The following steps will help you to contruct your own corpus quickly and easily:
Make sure the documents you want to use are written in current English, with
standard usage of prepositions, articles, verb tenses and other grammatical
features. This requirement can be covered by selecting articles for which at
least some of the authors are likely to be “native speakers” of English, and
ensuring that the articles are from a reputable source – check author and
publisher information, as well as the text itself, for guidance on this.
Obtain electronic copies of the articles and save only the text (sentences and
paragraphs, no page numbers, headers or footers, tables and figures), and
save them as text files (.txt format). Your sources may be web pages, PDF
documents or word processor files. See the following section, Preparing text
for concordancing, for more details on coverting text from these sources.
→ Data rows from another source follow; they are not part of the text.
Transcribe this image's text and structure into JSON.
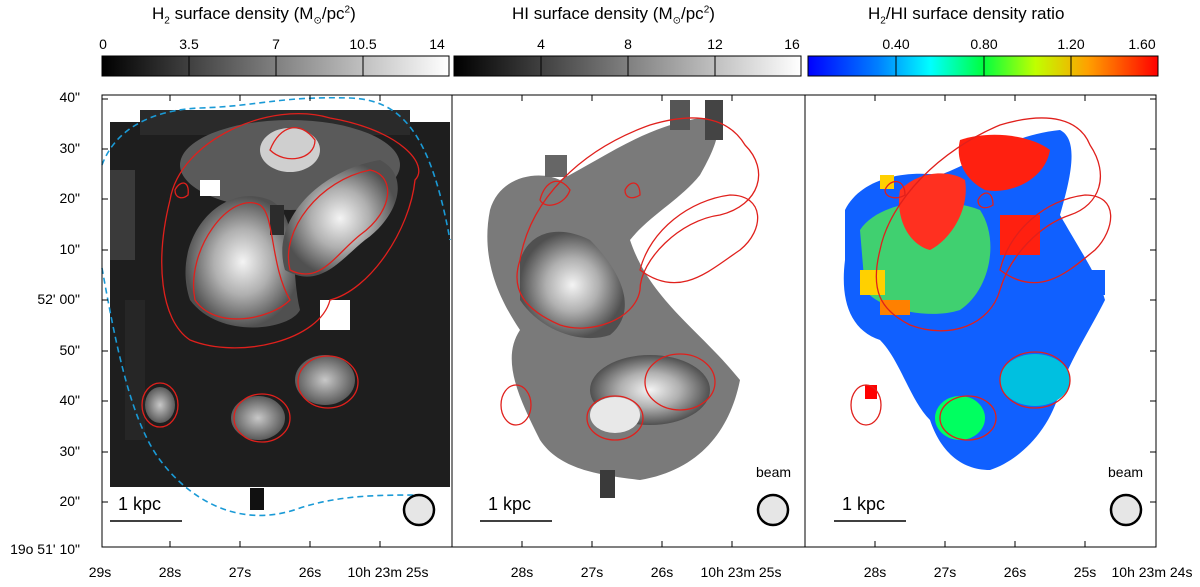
{
  "panels": [
    {
      "title": "H2 surface density (M⊙/pc2)",
      "title_parts": {
        "a": "H",
        "sub": "2",
        "b": " surface density (M",
        "sun": "⊙",
        "c": "/pc",
        "sup": "2",
        "d": ")"
      },
      "colorbar": {
        "cmap": "gray",
        "min": 0,
        "max": 14,
        "ticks": [
          "0",
          "3.5",
          "7",
          "10.5",
          "14"
        ]
      },
      "scale_label": "1 kpc",
      "beam_label": ""
    },
    {
      "title": "HI surface density (M⊙/pc2)",
      "title_parts": {
        "a": "HI",
        "sub": "",
        "b": " surface density (M",
        "sun": "⊙",
        "c": "/pc",
        "sup": "2",
        "d": ")"
      },
      "colorbar": {
        "cmap": "gray",
        "min": 0,
        "max": 16,
        "ticks": [
          "4",
          "8",
          "12",
          "16"
        ]
      },
      "scale_label": "1 kpc",
      "beam_label": "beam"
    },
    {
      "title": "H2/HI surface density ratio",
      "title_parts": {
        "a": "H",
        "sub": "2",
        "b": "/HI surface density ratio"
      },
      "colorbar": {
        "cmap": "jet",
        "min": 0,
        "max": 1.6,
        "ticks": [
          "0.40",
          "0.80",
          "1.20",
          "1.60"
        ]
      },
      "scale_label": "1 kpc",
      "beam_label": "beam"
    }
  ],
  "y_axis": {
    "ticks": [
      "40\"",
      "30\"",
      "20\"",
      "10\"",
      "52' 00\"",
      "50\"",
      "40\"",
      "30\"",
      "20\"",
      "19o 51' 10\""
    ]
  },
  "x_axes": [
    {
      "ticks": [
        "29s",
        "28s",
        "27s",
        "26s",
        "10h 23m 25s"
      ]
    },
    {
      "ticks": [
        "28s",
        "27s",
        "26s",
        "10h 23m 25s"
      ]
    },
    {
      "ticks": [
        "28s",
        "27s",
        "26s",
        "25s",
        "10h 23m 24s"
      ]
    }
  ],
  "colors": {
    "contour": "#e0201c",
    "dashed": "#1a9ad6",
    "beam_fill": "#e6e6e6"
  }
}
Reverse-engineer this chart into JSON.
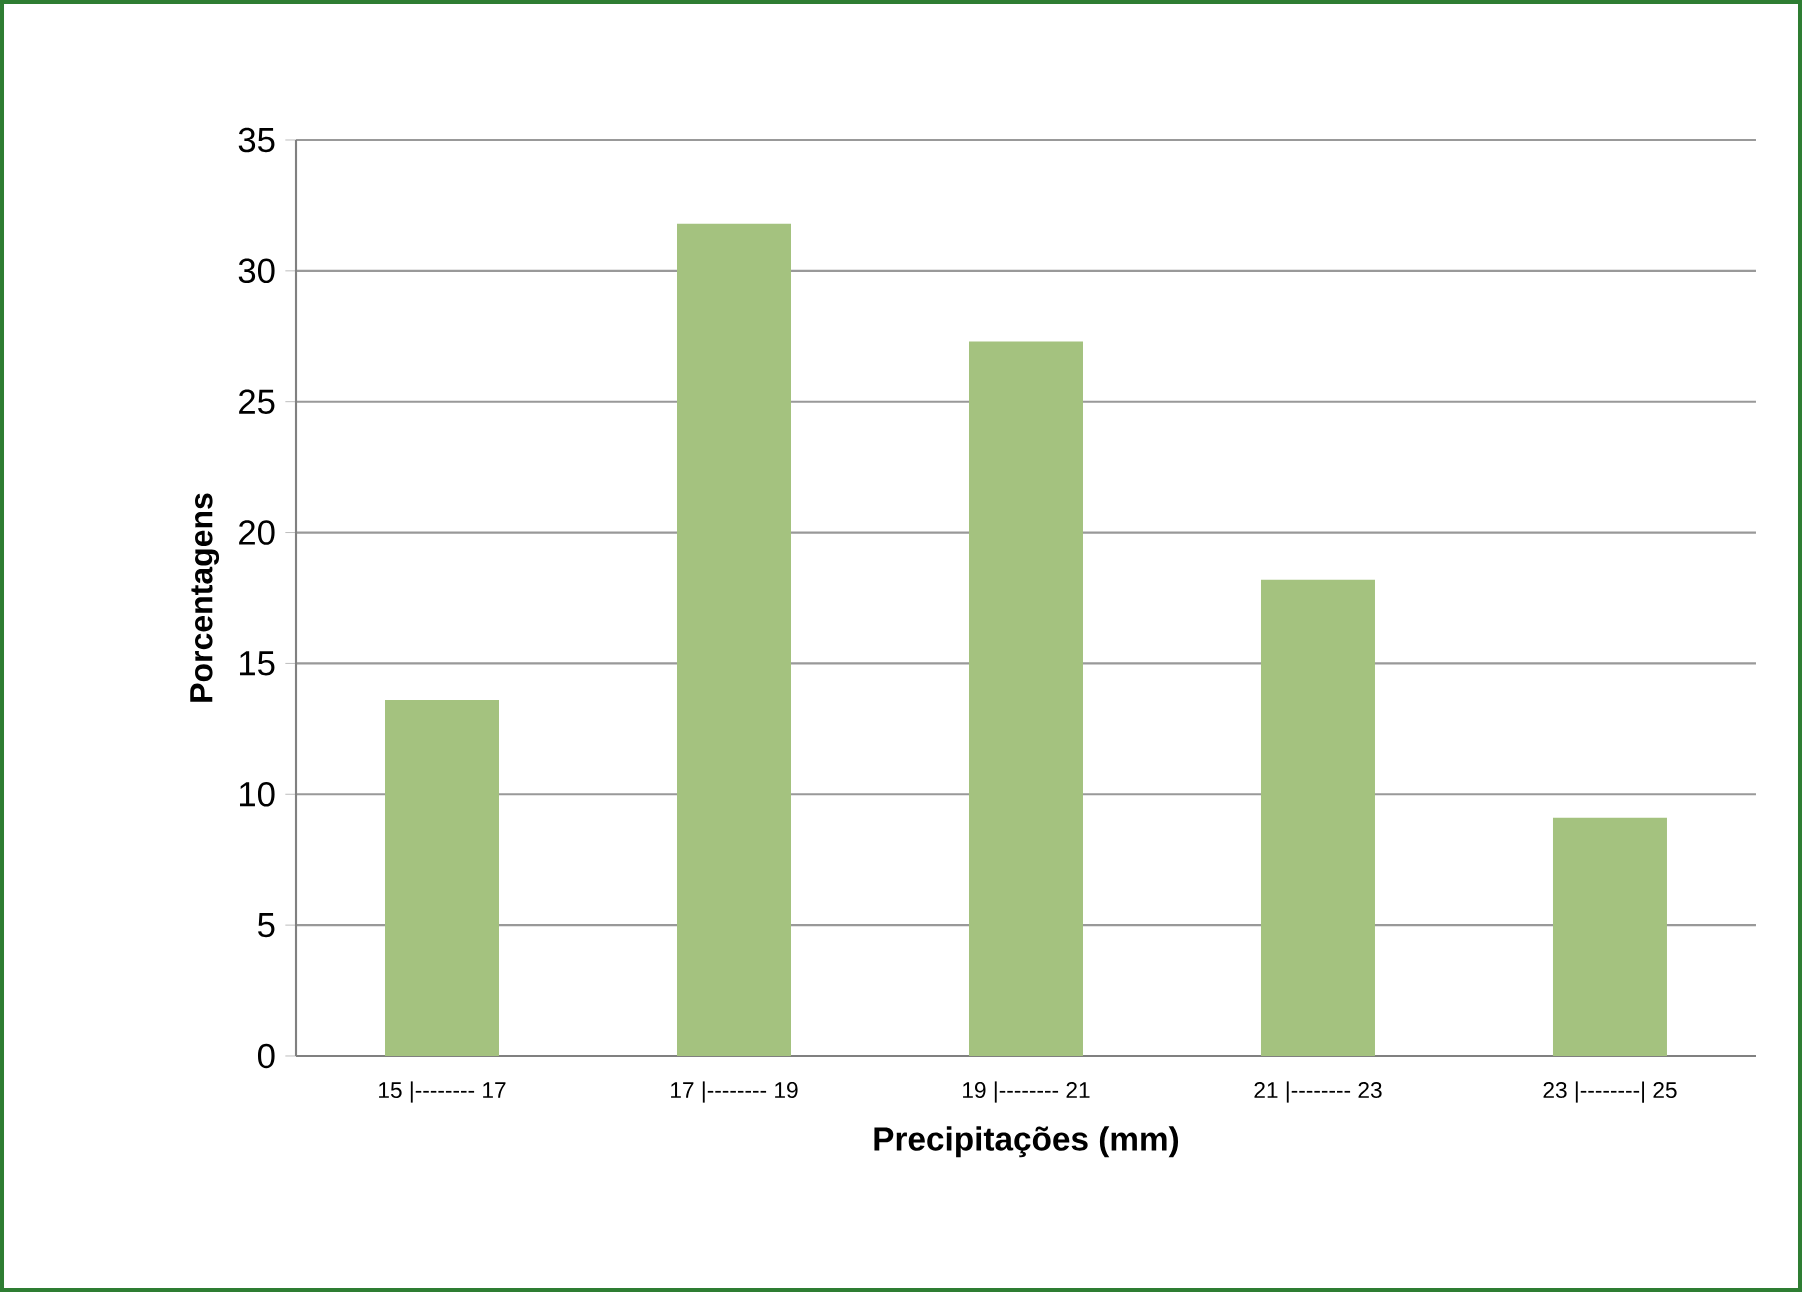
{
  "chart_data": {
    "type": "bar",
    "xlabel": "Precipitações (mm)",
    "ylabel": "Porcentagens",
    "categories": [
      "15 |-------- 17",
      "17 |-------- 19",
      "19 |-------- 21",
      "21 |-------- 23",
      "23 |--------| 25"
    ],
    "values": [
      13.6,
      31.8,
      27.3,
      18.2,
      9.1
    ],
    "color": "#a4c27f",
    "ylim": [
      0,
      35
    ],
    "yticks": [
      0,
      5,
      10,
      15,
      20,
      25,
      30,
      35
    ],
    "grid": "y"
  }
}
Save all the .txt files in a single folder on your computer.
Preparing text for concordancing
If you receive text in the form of a Microsoft
Word document, simply open the file and
save it as a ‘text only’ file. This will give it a ‘.txt’ extension. It should be saved in a
folder that you intend to use as your corpus.
If you are copying text from web pages, select all the text, copy and paste
immediately into a word processor document. If you are using a hard copy, you need
to scan the document and save it as a text only document.